Jeannette Oertel – Der wunde Himmel
Verlag: Konkursbuch Verlag Claudia Gehrke
506 Seiten
ISBN: 978-3887694753

 

 

 

Für mich war es auf jeden Fall ein Wagnis, dieses Buch, welches mir von der Autorin angeboten wurde, zu lesen. Neugierig gemacht haben mich der Klappentext, aber auch die Tatsache, dass der Roman im Konkursbuch Verlag erschienen ist. Und hier habe ich ja erst vor Kurzem sehr gute Erfahrungen mit den Spannungsromanen von Regina Nössler gesammelt. Skeptisch war ich aufgrund der Amour fou, die zusätzlich zu Spannungselementen, einer DDR-Vergangenheit und der Arbeit an einer (fiktiven) arabischen Botschaft in unruhigen Zeiten, eingeflochten ist. Ob es sich nun gelohnt hat, seht ihr gleich, doch auf jeden Fall war es die richtige Entscheidung, mich in dieses Abenteuer zu stürzen.

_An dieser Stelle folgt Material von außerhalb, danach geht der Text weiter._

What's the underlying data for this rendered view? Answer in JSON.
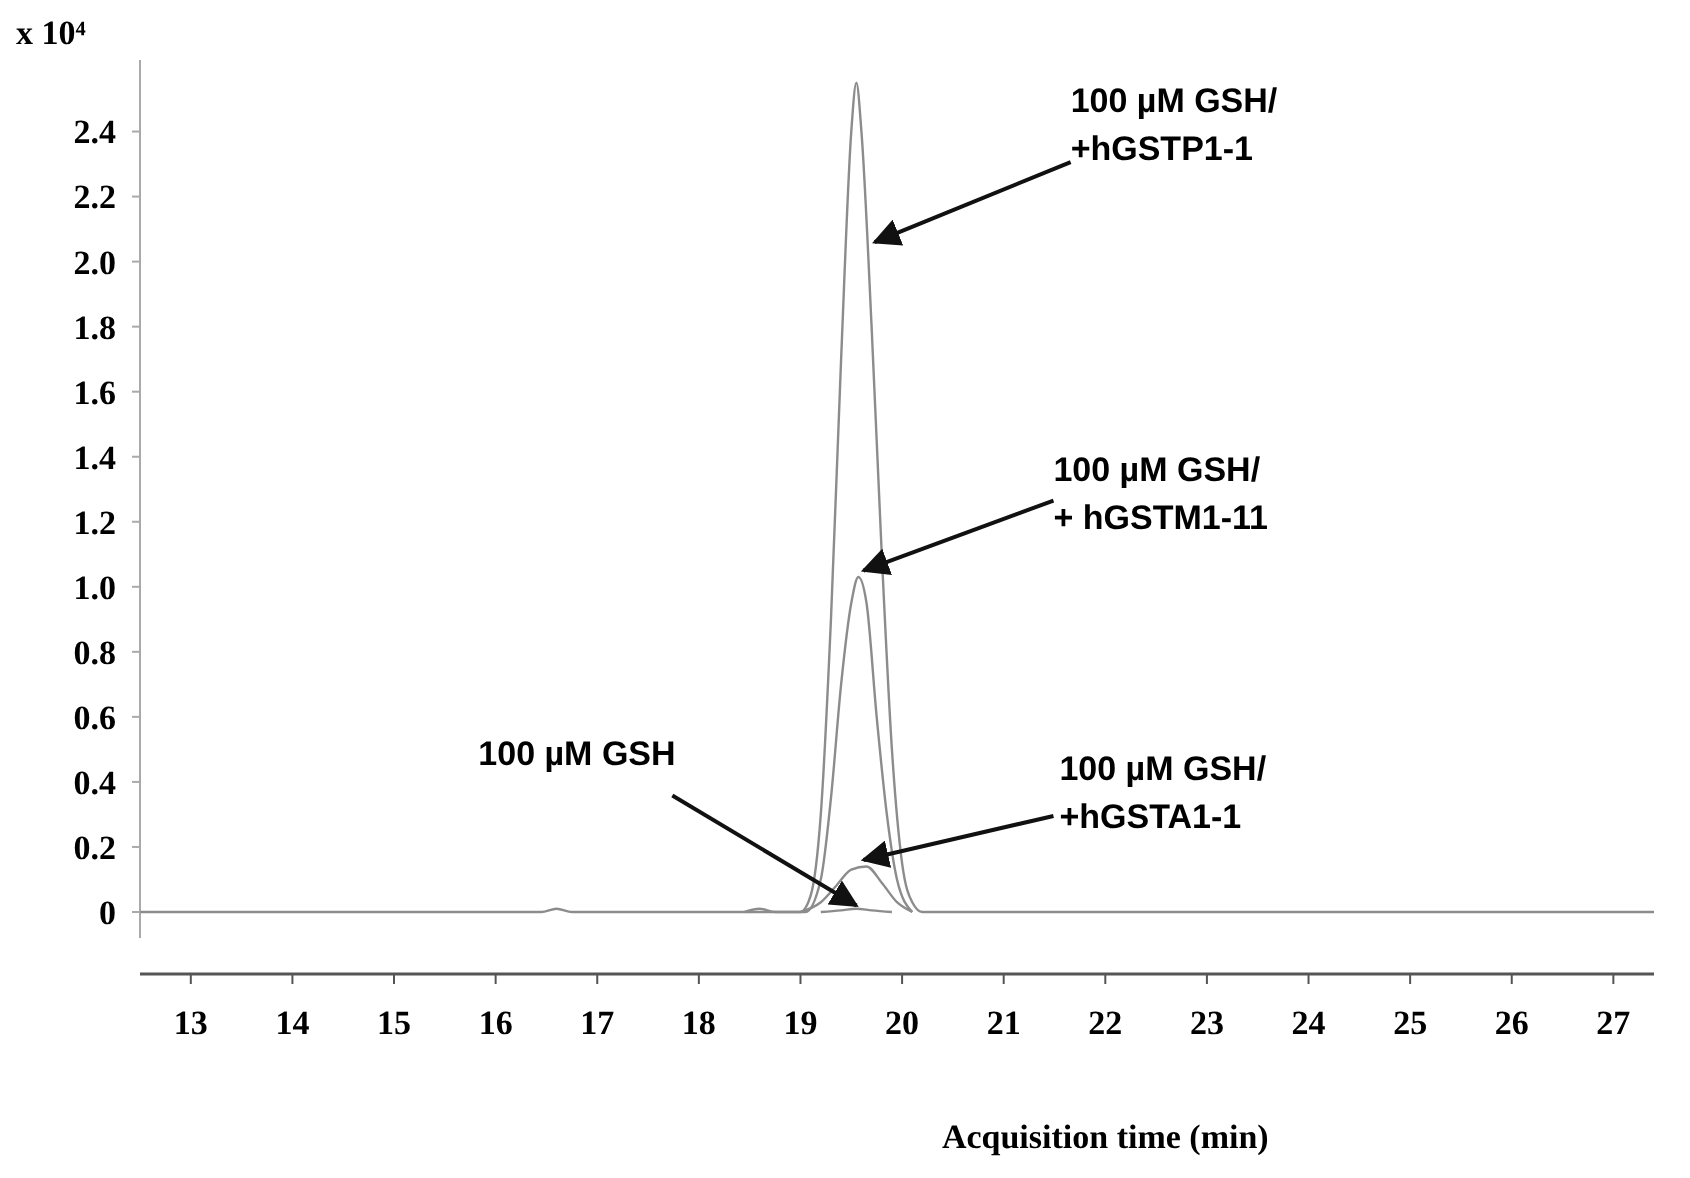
{
  "chart_data": {
    "type": "line",
    "xlabel": "Acquisition time (min)",
    "ylabel": "x 10⁴",
    "xlim": [
      12.5,
      27.4
    ],
    "ylim": [
      -0.08,
      2.62
    ],
    "xticks": [
      13,
      14,
      15,
      16,
      17,
      18,
      19,
      20,
      21,
      22,
      23,
      24,
      25,
      26,
      27
    ],
    "yticks": [
      0,
      0.2,
      0.4,
      0.6,
      0.8,
      {
        "value": 1,
        "label": "1.0"
      },
      1.2,
      1.4,
      1.6,
      1.8,
      {
        "value": 2,
        "label": "2.0"
      },
      2.2,
      2.4
    ],
    "grid": false,
    "marker": "none",
    "line_style": "solid",
    "annotations": [
      {
        "text": "100 µM GSH/\n+hGSTP1-1",
        "x": 19.73,
        "y": 2.06
      },
      {
        "text": "100 µM GSH/\n+ hGSTM1-11",
        "x": 19.62,
        "y": 1.05
      },
      {
        "text": "100 µM GSH/\n+hGSTA1-1",
        "x": 19.62,
        "y": 0.16
      },
      {
        "text": "100 µM GSH",
        "x": 19.55,
        "y": 0.02
      }
    ],
    "series": [
      {
        "color": "#8c8c8c",
        "x": [
          12.5,
          16.45,
          16.6,
          16.75,
          19.0,
          19.1,
          19.2,
          19.3,
          19.4,
          19.5,
          19.55,
          19.6,
          19.7,
          19.8,
          19.9,
          20.0,
          20.1,
          20.2,
          27.4
        ],
        "values": [
          0,
          0,
          0.01,
          0,
          0,
          0.05,
          0.3,
          0.9,
          1.7,
          2.4,
          2.55,
          2.4,
          1.8,
          1.1,
          0.5,
          0.15,
          0.03,
          0,
          0
        ]
      },
      {
        "color": "#8c8c8c",
        "x": [
          18.45,
          18.6,
          18.75,
          19.05,
          19.2,
          19.3,
          19.4,
          19.5,
          19.57,
          19.65,
          19.75,
          19.85,
          19.95,
          20.1
        ],
        "values": [
          0,
          0.01,
          0,
          0,
          0.1,
          0.35,
          0.7,
          0.95,
          1.03,
          0.95,
          0.6,
          0.3,
          0.1,
          0
        ]
      },
      {
        "color": "#8c8c8c",
        "x": [
          19.0,
          19.2,
          19.35,
          19.5,
          19.65,
          19.8,
          19.95,
          20.1
        ],
        "values": [
          0,
          0.03,
          0.08,
          0.13,
          0.14,
          0.09,
          0.03,
          0
        ]
      },
      {
        "color": "#8c8c8c",
        "x": [
          19.2,
          19.4,
          19.55,
          19.7,
          19.9
        ],
        "values": [
          0,
          0.005,
          0.01,
          0.005,
          0
        ]
      }
    ]
  }
}
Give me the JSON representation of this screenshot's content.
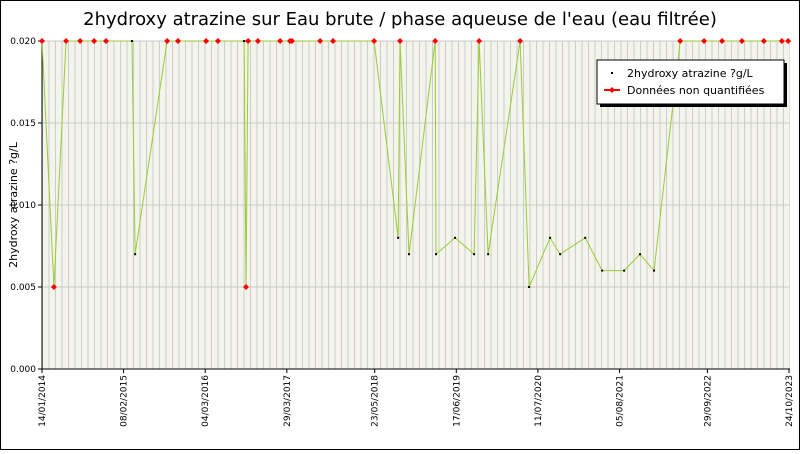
{
  "chart_data": {
    "type": "line",
    "title": "2hydroxy atrazine sur Eau brute / phase aqueuse de l'eau (eau filtrée)",
    "ylabel": "2hydroxy atrazine ?g/L",
    "xlim": [
      "2014-01-14",
      "2023-10-24"
    ],
    "ylim": [
      0,
      0.02
    ],
    "yticks": [
      {
        "value": 0,
        "label": "0.000"
      },
      {
        "value": 0.005,
        "label": "0.005"
      },
      {
        "value": 0.01,
        "label": "0.010"
      },
      {
        "value": 0.015,
        "label": "0.015"
      },
      {
        "value": 0.02,
        "label": "0.020"
      }
    ],
    "xticks": [
      {
        "value": "2014-01-14",
        "label": "14/01/2014"
      },
      {
        "value": "2015-02-08",
        "label": "08/02/2015"
      },
      {
        "value": "2016-03-04",
        "label": "04/03/2016"
      },
      {
        "value": "2017-03-29",
        "label": "29/03/2017"
      },
      {
        "value": "2018-05-23",
        "label": "23/05/2018"
      },
      {
        "value": "2019-06-17",
        "label": "17/06/2019"
      },
      {
        "value": "2020-07-11",
        "label": "11/07/2020"
      },
      {
        "value": "2021-08-05",
        "label": "05/08/2021"
      },
      {
        "value": "2022-09-29",
        "label": "29/09/2022"
      },
      {
        "value": "2023-10-24",
        "label": "24/10/2023"
      }
    ],
    "grid": true,
    "legend": "upper right",
    "series": [
      {
        "name": "2hydroxy atrazine ?g/L",
        "color": "#99cc33",
        "marker_color": "#000000",
        "x": [
          "2014-01-14",
          "2014-03-12",
          "2014-05-09",
          "2014-07-15",
          "2014-09-20",
          "2014-11-16",
          "2015-03-20",
          "2015-04-04",
          "2015-09-04",
          "2015-10-26",
          "2016-03-08",
          "2016-05-04",
          "2016-09-06",
          "2016-09-15",
          "2016-09-25",
          "2016-11-11",
          "2017-02-25",
          "2017-04-13",
          "2017-04-23",
          "2017-09-04",
          "2017-11-05",
          "2018-05-20",
          "2018-09-12",
          "2018-09-21",
          "2018-11-03",
          "2019-03-08",
          "2019-03-12",
          "2019-06-11",
          "2019-09-10",
          "2019-10-04",
          "2019-11-16",
          "2020-04-17",
          "2020-05-30",
          "2020-09-07",
          "2020-10-25",
          "2021-02-22",
          "2021-05-14",
          "2021-08-27",
          "2021-11-11",
          "2022-01-17",
          "2022-05-22",
          "2022-09-13",
          "2022-12-08",
          "2023-03-13",
          "2023-06-26",
          "2023-09-20",
          "2023-10-20"
        ],
        "values": [
          0.02,
          0.005,
          0.02,
          0.02,
          0.02,
          0.02,
          0.02,
          0.007,
          0.02,
          0.02,
          0.02,
          0.02,
          0.02,
          0.005,
          0.02,
          0.02,
          0.02,
          0.02,
          0.02,
          0.02,
          0.02,
          0.02,
          0.008,
          0.02,
          0.007,
          0.02,
          0.007,
          0.008,
          0.007,
          0.02,
          0.007,
          0.02,
          0.005,
          0.008,
          0.007,
          0.008,
          0.006,
          0.006,
          0.007,
          0.006,
          0.02,
          0.02,
          0.02,
          0.02,
          0.02,
          0.02,
          0.02
        ]
      },
      {
        "name": "Données non quantifiées",
        "color": "#ff0000",
        "x": [
          "2014-01-14",
          "2014-03-12",
          "2014-05-09",
          "2014-07-15",
          "2014-09-20",
          "2014-11-16",
          "2015-09-04",
          "2015-10-26",
          "2016-03-08",
          "2016-05-04",
          "2016-09-15",
          "2016-09-25",
          "2016-11-11",
          "2017-02-25",
          "2017-04-13",
          "2017-04-23",
          "2017-09-04",
          "2017-11-05",
          "2018-05-20",
          "2018-09-21",
          "2019-03-08",
          "2019-10-04",
          "2020-04-17",
          "2022-05-22",
          "2022-09-13",
          "2022-12-08",
          "2023-03-13",
          "2023-06-26",
          "2023-09-20",
          "2023-10-20"
        ],
        "values": [
          0.02,
          0.005,
          0.02,
          0.02,
          0.02,
          0.02,
          0.02,
          0.02,
          0.02,
          0.02,
          0.005,
          0.02,
          0.02,
          0.02,
          0.02,
          0.02,
          0.02,
          0.02,
          0.02,
          0.02,
          0.02,
          0.02,
          0.02,
          0.02,
          0.02,
          0.02,
          0.02,
          0.02,
          0.02,
          0.02
        ]
      }
    ]
  }
}
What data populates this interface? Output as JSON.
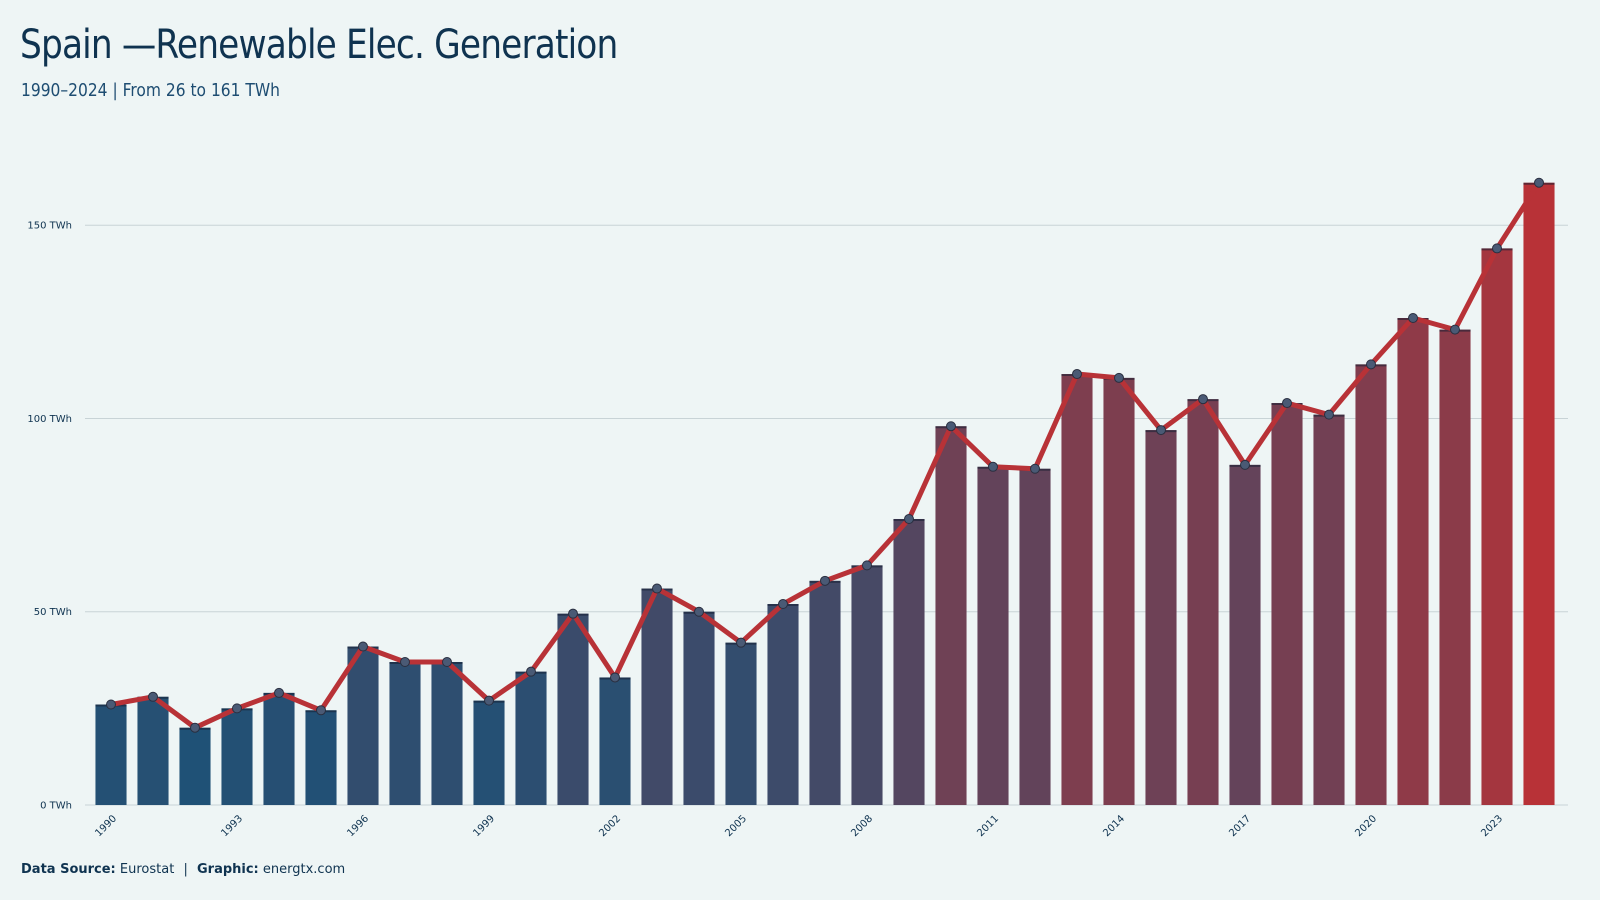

Tabea Blum beginnt ihren neuen Job als Assistentin des elydischen Botschafters. Nicht nur in Deutschland herrschen unruhige Zeiten, sondern auch in Elydien, wo Staatschef Aladily einem Diktator gleich agiert. Und Tabea verliebt sich, in Rayan, den Sicherheitschef der Botschaft. Die Affäre ist nicht das einzige, was ihren Posten in der Botschaft gefährdet. Hinzu kommen politische Beziehungen, ein undurchsichtiges Beziehungsgeflecht der einzelnen Botschaftsmitglieder und viele Andeutungen. Es entsteht eine faszinierend angespannte Situation, die sich komplett durch das Buch trägt, mit nur wenigen Spitzen, aber eben auch nie abbricht. Besonders erwähnenswert ist hier der Botschaftsmitarbieter Jan von Kessel, einer derjenigen, die Tabeas Vater damals in der DDR, in Bedrängnis gebracht haben. Hier erfolgen Rückblicke in die DDR Vergangenheit, aber auch der “heutige” von Kessel sorgt für Bedrohungen.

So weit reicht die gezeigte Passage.